As to stocks, the early gains held until late morning, when sudden selling ensued after the President suggested he wanted to move forward with $200 billion in tariffs on goods from China. Ironically, it had been optimism surrounding renewed trade talks with that nation that had spearheaded the market's week-long advance until that point. Encouragingly, though, the setback in the equity market was fairly mild, with the large-cap indexes--the Dow, the S&P 500, and the NASDAQ--all easing just modestly into the red until mid-afternoon, while the smaller composites, which are less affected by trade developments, held onto nice gains.

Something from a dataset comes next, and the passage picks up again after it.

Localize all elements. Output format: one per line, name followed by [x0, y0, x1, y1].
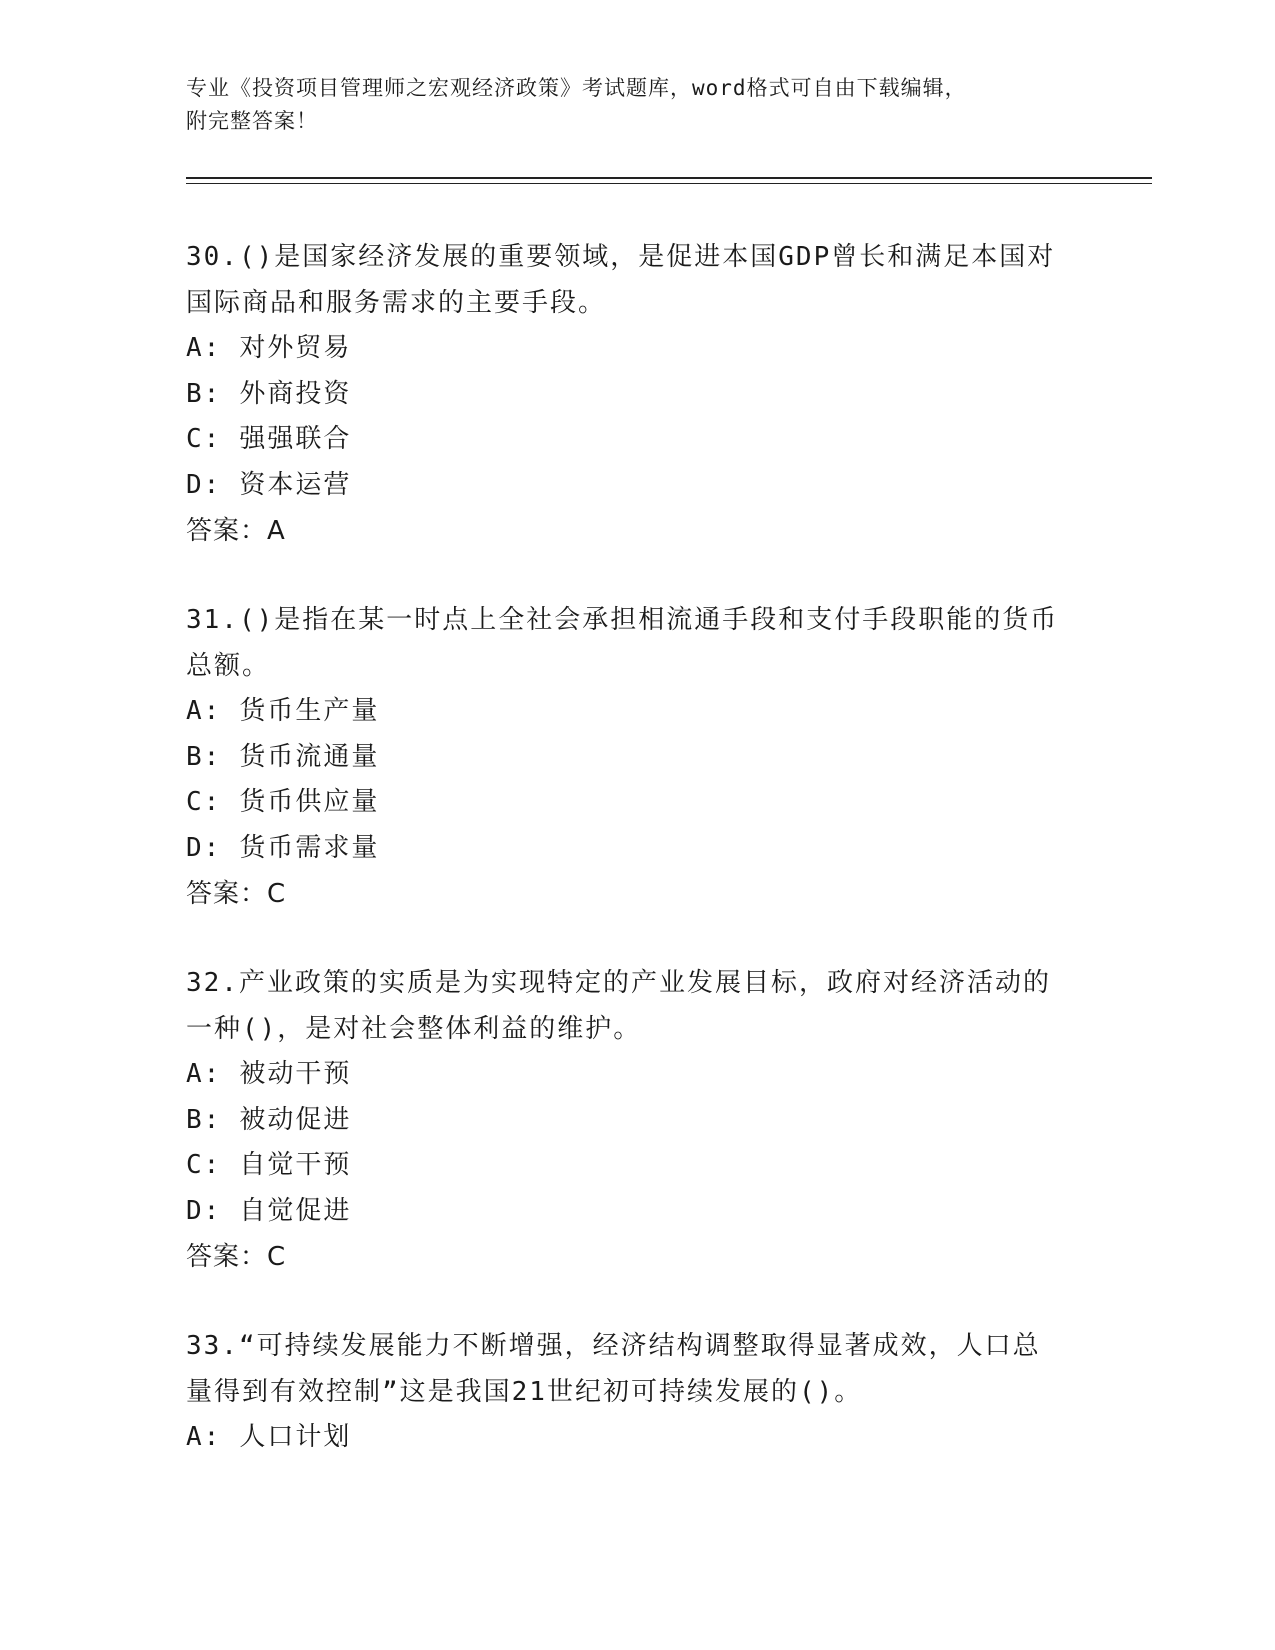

All of this was against a backdrop that will feature the issuance of a wide array of business metrics in the new week, including data on housing starts (on Wednesday), the leading indicators (on Thursday), existing home sales (on Thursday), and bank loans and the rig count (on Friday). The housing reports will be most critical, as that sector has shown some retrenchment in recent months, perhaps on higher mortgage rates. Overall, however, much of the week again will be consumed with developments on the trade front as well as concerns ahead of the following week's FOMC meeting, where an interest rate increase is the general forecast.
The market would then proceed to rebound somewhat as the session drew to a close, with the Dow ending higher by nine points. The S&P 500 would wind up adding less than a point, while the NASDAQ, beset by selective weakness in technology, would lose a scant four points. However, the S&P Mid-Cap 400 and the small-cap Russell 2000 would close nicely higher, as rising stocks on the Big Board retained a slight advantage over losing issues. Gaining and declining sectors, meantime, were fairly evenly split with the industrial and the basic materials groups leading the advancing sectors, while the telecom and utility groups brought up the rear.
Looking ahead to a new week now and, no doubt, to more trade developments, we see that stocks opened the week with modest losses in Asia overnight, while in Europe, the principal bourses are now pointing lower, as well. Elsewhere, yields on the 10-year Treasury note, which ended last week at 2.99%, are passing hands at 3.01% at this time. Also, oil prices are showing early modest gains and U.S. equity futures are suggesting a somewhat weaker opening when trading resumes this morning.
– Harvey S. Katz, CFA
At the time of this article’s writing, the author did not have positions in any of the companies mentioned.